Bobsled data types

Overview: Schema Inference and Mapping

sschema inferences(1)

It’s a well-known fact that data types are not identical across various file formats and databases. When transferring structured data from a source to a destination, Bobsled takes care of reading the columns and data types of source data and mapping them accurately to the destination.

When Bobsled reads the data from a source, we infer the schema based on the file format and data source.

For self-describing file formats such as Parquet, we read the schema directly from the files. The same is true of data from a data warehouse source.
For formats like CSVs and JSONs, we auto-infer the schema.

NOTE:
Four source schema that contain the same column name in a different casing (e.g. ‘hash’ and ‘HASH’), Bobsled will only infer one of the columns, at random.

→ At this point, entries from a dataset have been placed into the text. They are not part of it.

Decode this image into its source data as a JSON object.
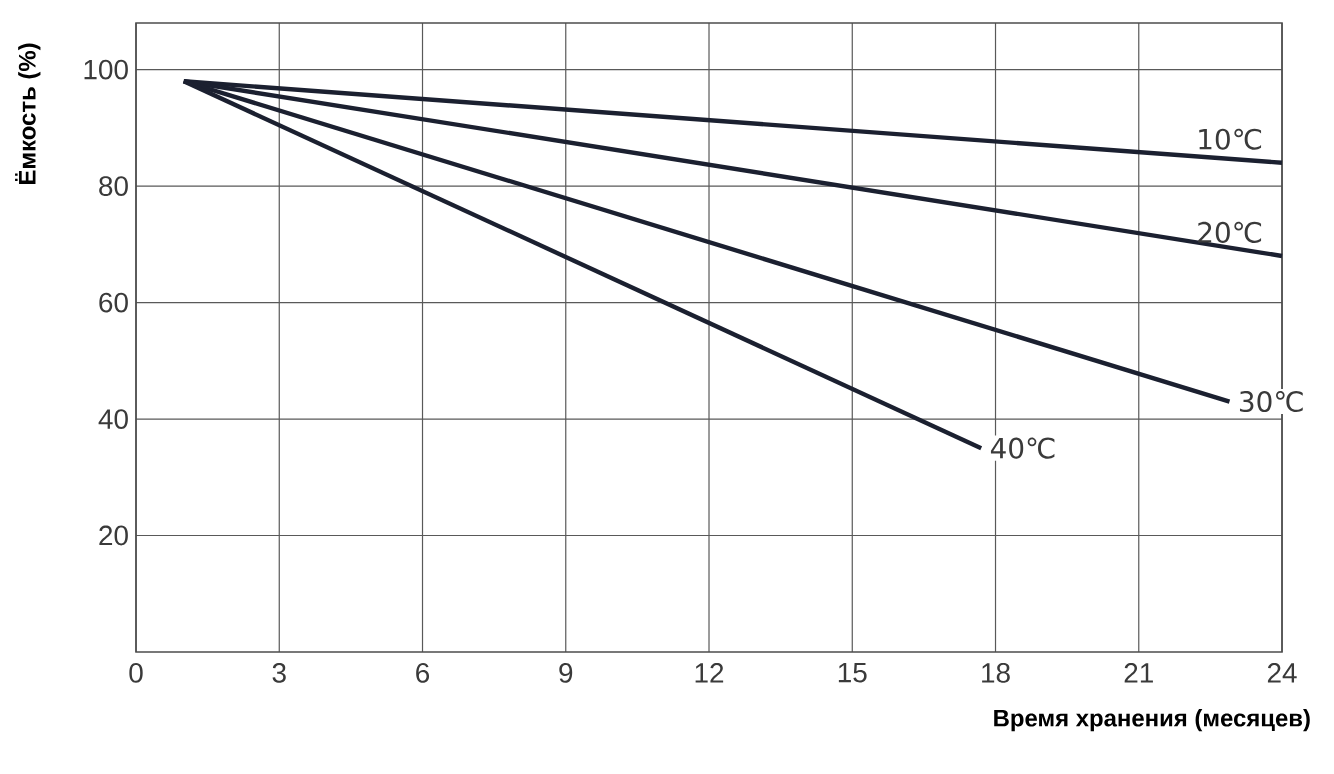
{
  "chart_data": {
    "type": "line",
    "xlabel": "Время хранения (месяцев)",
    "ylabel": "Ёмкость (%)",
    "xlim": [
      0,
      24
    ],
    "ylim": [
      0,
      108
    ],
    "xticks": [
      0,
      3,
      6,
      9,
      12,
      15,
      18,
      21,
      24
    ],
    "yticks": [
      20,
      40,
      60,
      80,
      100
    ],
    "grid": true,
    "legend": false,
    "marker": "none",
    "line_style": "solid",
    "series": [
      {
        "name": "10℃",
        "color": "#1b2030",
        "x": [
          1,
          24
        ],
        "values": [
          98,
          84
        ]
      },
      {
        "name": "20℃",
        "color": "#1b2030",
        "x": [
          1,
          24
        ],
        "values": [
          98,
          68
        ]
      },
      {
        "name": "30℃",
        "color": "#1b2030",
        "x": [
          1,
          22.9
        ],
        "values": [
          98,
          43
        ]
      },
      {
        "name": "40℃",
        "color": "#1b2030",
        "x": [
          1,
          17.7
        ],
        "values": [
          98,
          35
        ]
      }
    ]
  }
}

This schema is represented using our internal Bobsled Data Types. These Bobsled data types are designed to provide an interchange layer between various Sources and Destinations and to help providers better understand the way data will be delivered to downstream destinations.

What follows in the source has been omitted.